To upload, click on Featured Image on the right sidebar, then upload from your computer. When you look at the post in “Preview” mode, you’ll see what it will look like inside the story and can check for any weird sizing issues.

“Figures” are images inside the body of the story. Upload these by hitting that button at the bottom of the post and uploading them. Sizes on these can vary, but in general stick to 640×480. NB: these will upload where you have left the cursor in the story.  The code looks like this: ![alt text here](superuser:figure:vidmisrshgryv5kliklo)

You can move these pics around from the body of the story by cutting and pasting, but you cannot change the order of them from the button. There is no image library, so you can’t see them from there if you need to. 

Pre-publication checklist

Before you consider the post ready for editing, check the following:

  • The right-hand column on WordPress contains almost all of the necessary window dressing options. Save all of the changes you make by clicking “Save Draft” top right. The options are listed here in the order you scroll down the page—the most important ones are “featured image” and “excerpt” followed by “categories” and “tags.”
  • Categories
    • Tick the box for the story.
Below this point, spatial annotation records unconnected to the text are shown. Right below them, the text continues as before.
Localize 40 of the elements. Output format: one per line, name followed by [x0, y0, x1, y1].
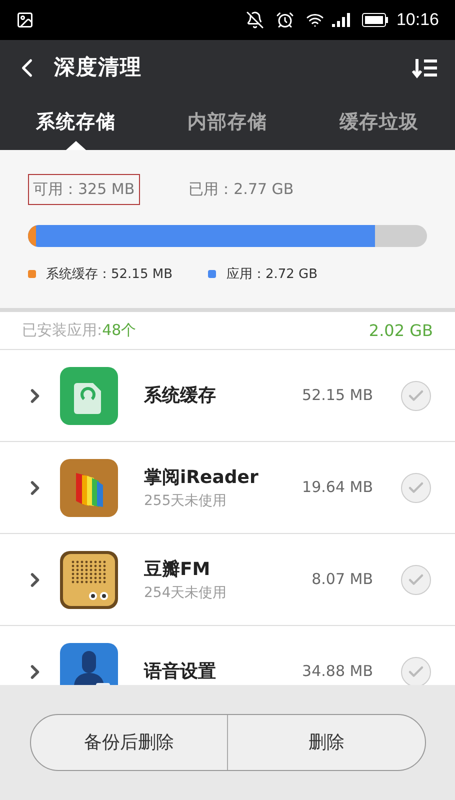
app-row[interactable]: 豆瓣FM 254天未使用 8.07 MB: [0, 534, 455, 626]
checkbox[interactable]: [401, 472, 431, 502]
book-icon: [60, 458, 118, 516]
app-name: 语音设置: [144, 660, 217, 684]
app-row[interactable]: 系统缓存 52.15 MB: [0, 350, 455, 442]
app-name: 掌阅iReader: [144, 466, 260, 490]
image-icon: [16, 11, 34, 29]
radio-icon: [60, 550, 118, 608]
app-size: 34.88 MB: [302, 661, 373, 682]
storage-stat: 可用：325 MB: [28, 174, 140, 204]
app-size: 52.15 MB: [302, 385, 373, 406]
app-note: 255天未使用: [144, 492, 228, 510]
storage-stat: 已用：2.77 GB: [188, 179, 295, 200]
legend-label: 系统缓存：52.15 MB: [46, 266, 172, 284]
muted-bell-icon: [246, 11, 264, 29]
legend-label: 应用：2.72 GB: [226, 266, 318, 284]
tab[interactable]: 缓存垃圾: [303, 95, 455, 150]
action-button[interactable]: 删除: [227, 715, 424, 770]
app-size: 8.07 MB: [312, 569, 373, 590]
wifi-icon: [306, 11, 324, 29]
action-button[interactable]: 备份后删除: [30, 715, 227, 770]
installed-count: 已安装应用:48个: [22, 320, 136, 342]
checkbox[interactable]: [401, 656, 431, 685]
app-name: 系统缓存: [144, 384, 217, 408]
page-title: 深度清理: [54, 54, 142, 81]
checkbox[interactable]: [401, 564, 431, 594]
app-name: 豆瓣FM: [144, 558, 212, 582]
app-size: 19.64 MB: [302, 477, 373, 498]
alarm-icon: [276, 11, 294, 29]
checkbox[interactable]: [401, 380, 431, 410]
app-note: 254天未使用: [144, 584, 228, 602]
person-icon: [60, 642, 118, 685]
document-icon: [60, 366, 118, 424]
signal-icon: [332, 13, 350, 27]
installed-size: 2.02 GB: [368, 320, 433, 342]
app-row[interactable]: 掌阅iReader 255天未使用 19.64 MB: [0, 442, 455, 534]
battery-icon: [362, 13, 388, 27]
clock-time: 10:16: [396, 9, 439, 32]
tab[interactable]: 内部存储: [152, 95, 304, 150]
sort-icon: [412, 56, 438, 78]
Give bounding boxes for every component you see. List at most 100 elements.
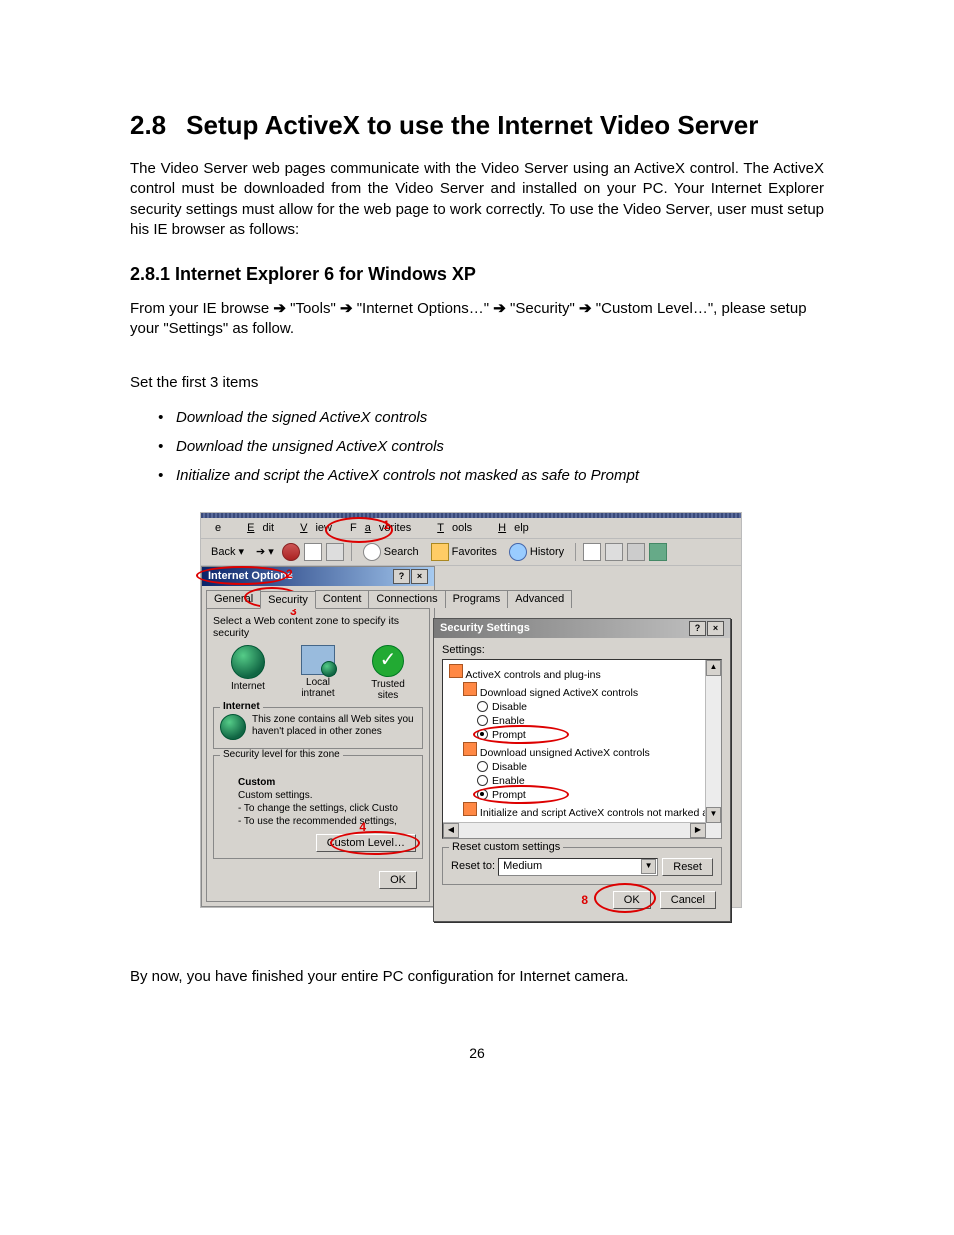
radio-enable[interactable] — [477, 775, 488, 786]
reset-to-label: Reset to: — [451, 860, 495, 872]
zone-description-box: Internet This zone contains all Web site… — [213, 707, 423, 749]
bullet-list: Download the signed ActiveX controls Dow… — [130, 409, 824, 484]
section-title: Setup ActiveX to use the Internet Video … — [186, 110, 758, 140]
io-tabstrip: General Security Content Connections Pro… — [202, 586, 434, 608]
custom-line: - To change the settings, click Custo — [238, 802, 416, 815]
ie-menu-bar: e Edit View Favorites Tools Help 1 — [201, 518, 741, 539]
page-number: 26 — [130, 1045, 824, 1061]
scroll-up-icon[interactable]: ▲ — [706, 660, 721, 676]
internet-options-dialog: Internet Options ? × 2 General Security … — [201, 566, 435, 907]
vertical-scrollbar[interactable]: ▲ ▼ — [705, 660, 721, 838]
set-label: Set the first 3 items — [130, 374, 824, 391]
tab-general[interactable]: General — [206, 590, 261, 608]
ss-title-text: Security Settings — [440, 622, 530, 634]
mail-icon[interactable] — [583, 543, 601, 561]
custom-title: Custom — [238, 776, 416, 789]
zone-row: Internet Local intranet ✓ Trusted sites — [213, 645, 423, 701]
arrow-icon: ➔ — [273, 300, 286, 317]
favorites-icon — [431, 543, 449, 561]
reset-group-label: Reset custom settings — [449, 841, 563, 853]
menu-edit[interactable]: Edit — [231, 520, 282, 536]
ss-titlebar: Security Settings ? × — [434, 619, 730, 638]
tab-connections[interactable]: Connections — [368, 590, 445, 608]
print-icon[interactable] — [605, 543, 623, 561]
radio-prompt[interactable] — [477, 729, 488, 740]
menu-file[interactable]: e — [207, 520, 229, 536]
bullet-item: Download the unsigned ActiveX controls — [176, 438, 824, 455]
edit-icon[interactable] — [627, 543, 645, 561]
activex-icon — [463, 802, 477, 816]
globe-icon — [231, 645, 265, 679]
arrow-icon: ➔ — [340, 300, 353, 317]
tab-content[interactable]: Content — [315, 590, 370, 608]
zone-local-intranet[interactable]: Local intranet — [290, 645, 346, 701]
custom-line: - To use the recommended settings, — [238, 815, 416, 828]
bullet-item: Download the signed ActiveX controls — [176, 409, 824, 426]
search-icon — [363, 543, 381, 561]
security-settings-dialog: Security Settings ? × Settings: ActiveX … — [433, 618, 731, 922]
bullet-item: Initialize and script the ActiveX contro… — [176, 467, 824, 484]
globe-icon-small — [220, 714, 246, 740]
horizontal-scrollbar[interactable]: ◀ ▶ — [443, 822, 706, 838]
history-button[interactable]: History — [505, 542, 568, 562]
scroll-left-icon[interactable]: ◀ — [443, 823, 459, 838]
radio-enable[interactable] — [477, 715, 488, 726]
favorites-button[interactable]: Favorites — [427, 542, 501, 562]
settings-tree[interactable]: ActiveX controls and plug-ins Download s… — [442, 659, 722, 839]
ie-toolbar: Back ▾ ➔ ▾ Search Favorites History — [201, 539, 741, 566]
zone-trusted-sites[interactable]: ✓ Trusted sites — [360, 645, 416, 701]
custom-level-button[interactable]: Custom Level… — [316, 834, 416, 852]
menu-favorites[interactable]: Favorites — [342, 520, 419, 536]
ss-ok-button[interactable]: OK — [613, 891, 651, 909]
custom-line: Custom settings. — [238, 789, 416, 802]
activex-icon — [463, 742, 477, 756]
zone-internet[interactable]: Internet — [220, 645, 276, 701]
close-button[interactable]: × — [707, 621, 724, 636]
home-icon[interactable] — [326, 543, 344, 561]
activex-icon — [463, 682, 477, 696]
radio-prompt[interactable] — [477, 789, 488, 800]
zone-desc-text: This zone contains all Web sites you hav… — [220, 714, 416, 738]
tab-programs[interactable]: Programs — [445, 590, 509, 608]
history-icon — [509, 543, 527, 561]
search-button[interactable]: Search — [359, 542, 423, 562]
io-ok-button[interactable]: OK — [379, 871, 417, 889]
tab-advanced[interactable]: Advanced — [507, 590, 572, 608]
reset-select[interactable]: Medium ▼ — [498, 858, 658, 876]
ss-cancel-button[interactable]: Cancel — [660, 891, 716, 909]
menu-view[interactable]: View — [284, 520, 340, 536]
forward-button[interactable]: ➔ ▾ — [252, 544, 278, 559]
ie-screenshot: e Edit View Favorites Tools Help 1 Back … — [200, 512, 742, 908]
nav-paragraph: From your IE browse ➔ "Tools" ➔ "Interne… — [130, 299, 824, 340]
check-icon: ✓ — [372, 645, 404, 677]
scroll-down-icon[interactable]: ▼ — [706, 807, 721, 823]
back-button[interactable]: Back ▾ — [207, 544, 248, 559]
zone-prompt: Select a Web content zone to specify its… — [213, 615, 423, 639]
reset-button[interactable]: Reset — [662, 858, 713, 876]
intro-paragraph: The Video Server web pages communicate w… — [130, 159, 824, 240]
menu-tools[interactable]: Tools — [421, 520, 480, 536]
refresh-icon[interactable] — [304, 543, 322, 561]
annotation-number: 8 — [581, 893, 588, 907]
help-button[interactable]: ? — [393, 569, 410, 584]
arrow-icon: ➔ — [493, 300, 506, 317]
scroll-right-icon[interactable]: ▶ — [690, 823, 706, 838]
section-number: 2.8 — [130, 110, 166, 140]
intranet-icon — [301, 645, 335, 675]
closing-paragraph: By now, you have finished your entire PC… — [130, 968, 824, 985]
help-button[interactable]: ? — [689, 621, 706, 636]
section-heading: 2.8 Setup ActiveX to use the Internet Vid… — [130, 110, 824, 141]
chevron-down-icon: ▼ — [641, 859, 656, 874]
radio-disable[interactable] — [477, 761, 488, 772]
tab-security[interactable]: Security — [260, 591, 316, 609]
radio-disable[interactable] — [477, 701, 488, 712]
close-button[interactable]: × — [411, 569, 428, 584]
io-title-text: Internet Options — [208, 570, 293, 582]
arrow-icon: ➔ — [579, 300, 592, 317]
subsection-heading: 2.8.1 Internet Explorer 6 for Windows XP — [130, 264, 824, 285]
io-titlebar: Internet Options ? × — [202, 567, 434, 586]
menu-help[interactable]: Help — [482, 520, 537, 536]
settings-label: Settings: — [442, 644, 722, 656]
discuss-icon[interactable] — [649, 543, 667, 561]
stop-icon[interactable] — [282, 543, 300, 561]
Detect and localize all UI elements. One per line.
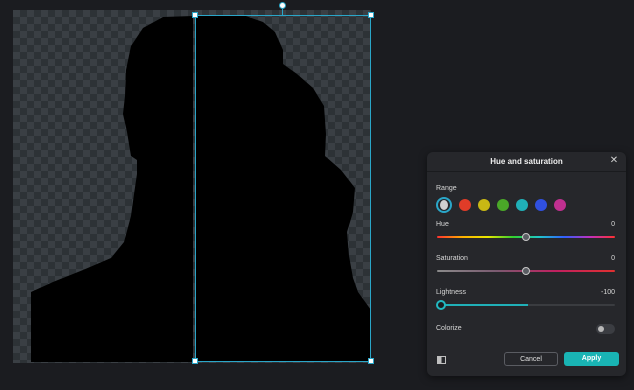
saturation-label: Saturation — [436, 255, 468, 262]
lightness-label: Lightness — [436, 289, 466, 296]
hue-slider-thumb[interactable] — [522, 233, 530, 241]
resize-handle-top-right[interactable] — [368, 12, 374, 18]
colorize-label: Colorize — [436, 325, 462, 332]
silhouette-left — [31, 16, 193, 362]
resize-handle-bottom-right[interactable] — [368, 358, 374, 364]
saturation-slider-thumb[interactable] — [522, 267, 530, 275]
swatch-red[interactable] — [459, 199, 471, 211]
saturation-value: 0 — [611, 255, 615, 262]
apply-button[interactable]: Apply — [564, 352, 619, 366]
range-swatches — [436, 197, 566, 213]
hue-saturation-panel: Hue and saturation ✕ Range Hue 0 Saturat… — [427, 152, 626, 376]
hue-label: Hue — [436, 221, 449, 228]
cancel-button[interactable]: Cancel — [504, 352, 558, 366]
lightness-value: -100 — [600, 289, 615, 296]
resize-handle-bottom-left[interactable] — [192, 358, 198, 364]
swatch-magenta[interactable] — [554, 199, 566, 211]
compare-icon[interactable] — [437, 356, 446, 364]
swatch-green[interactable] — [497, 199, 509, 211]
close-icon[interactable]: ✕ — [609, 156, 619, 166]
range-label: Range — [436, 185, 457, 192]
lightness-slider-thumb[interactable] — [436, 300, 446, 310]
swatch-yellow[interactable] — [478, 199, 490, 211]
colorize-toggle[interactable] — [596, 324, 615, 334]
swatch-cyan[interactable] — [516, 199, 528, 211]
resize-handle-top-left[interactable] — [192, 12, 198, 18]
colorize-toggle-knob — [598, 326, 604, 332]
swatch-blue[interactable] — [535, 199, 547, 211]
hue-value: 0 — [611, 221, 615, 228]
panel-header: Hue and saturation ✕ — [427, 152, 626, 172]
panel-title: Hue and saturation — [490, 157, 563, 166]
swatch-all[interactable] — [436, 197, 452, 213]
lightness-slider-fill — [441, 304, 528, 306]
rotate-handle[interactable] — [279, 2, 286, 9]
selection-box[interactable] — [195, 15, 371, 362]
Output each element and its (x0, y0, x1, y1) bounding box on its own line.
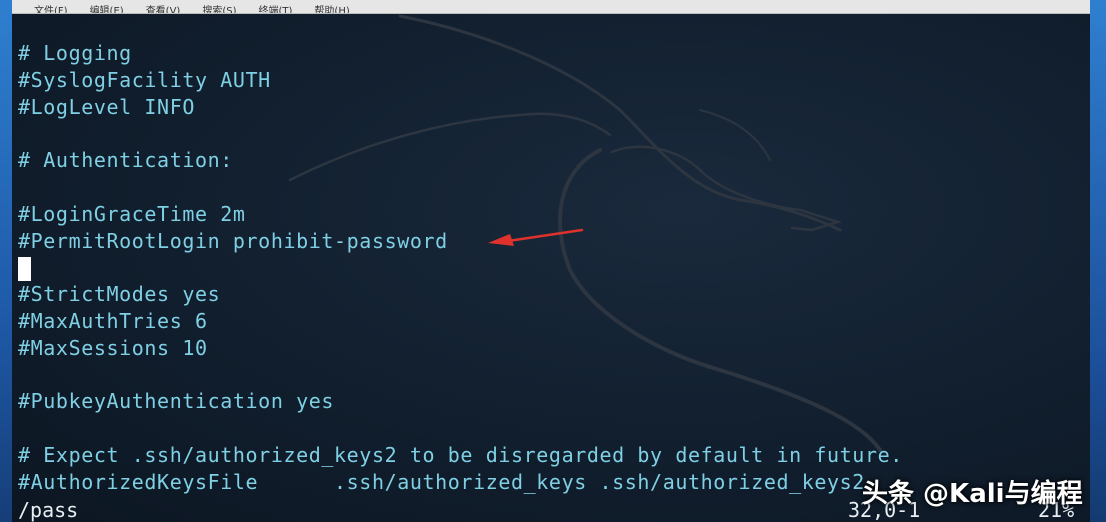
config-line: #MaxAuthTries 6 (18, 308, 208, 333)
menu-edit[interactable]: 编辑(E) (80, 6, 134, 13)
config-line (18, 174, 903, 201)
menu-bar: 文件(F) 编辑(E) 查看(V) 搜索(S) 终端(T) 帮助(H) (12, 0, 1090, 14)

The most common ones are “news” and “tutorial.” We use “featured” rarely because it banners that story across the whole top of the screen. Ticking the wrong category is still better than not ticking any box, because it will automatically chose “uncategorized” which leaves the post in limbo.
  • Tags
    • Add these using the main topics or company names for your post. You can almost never use too many, not using any will make your post harder to find for users. Examples: Open Infrastructure Foundation, open source community, Ceph, 5G, edge computing.
  • Featured Image
    • This is your cover image, see guidelines above. There is no default image. If you forget it, the story will publish (and tweet) with the headline over blank white space.
  • Snippet
    • Leave this blank.
  • Excerpt (aka Dek.)
    • Scroll down to fill this section with a sentence that describes more of what the post is about. This is published below the hed and before the main story (see main guide above for details.)  If you don’t fill it in, WordPress uses the entire lede, which is too long and repetitive as well as a bad intro to the post. You’ll find the Excerpt field at the very bottom of the post, below Yoast.  It’ll look like this when you preview:

Once you’ve made all these changes, scroll up to “Save Draft.”  Let the editor know that the post is ready to edit and any preferred publication dates or deadlines.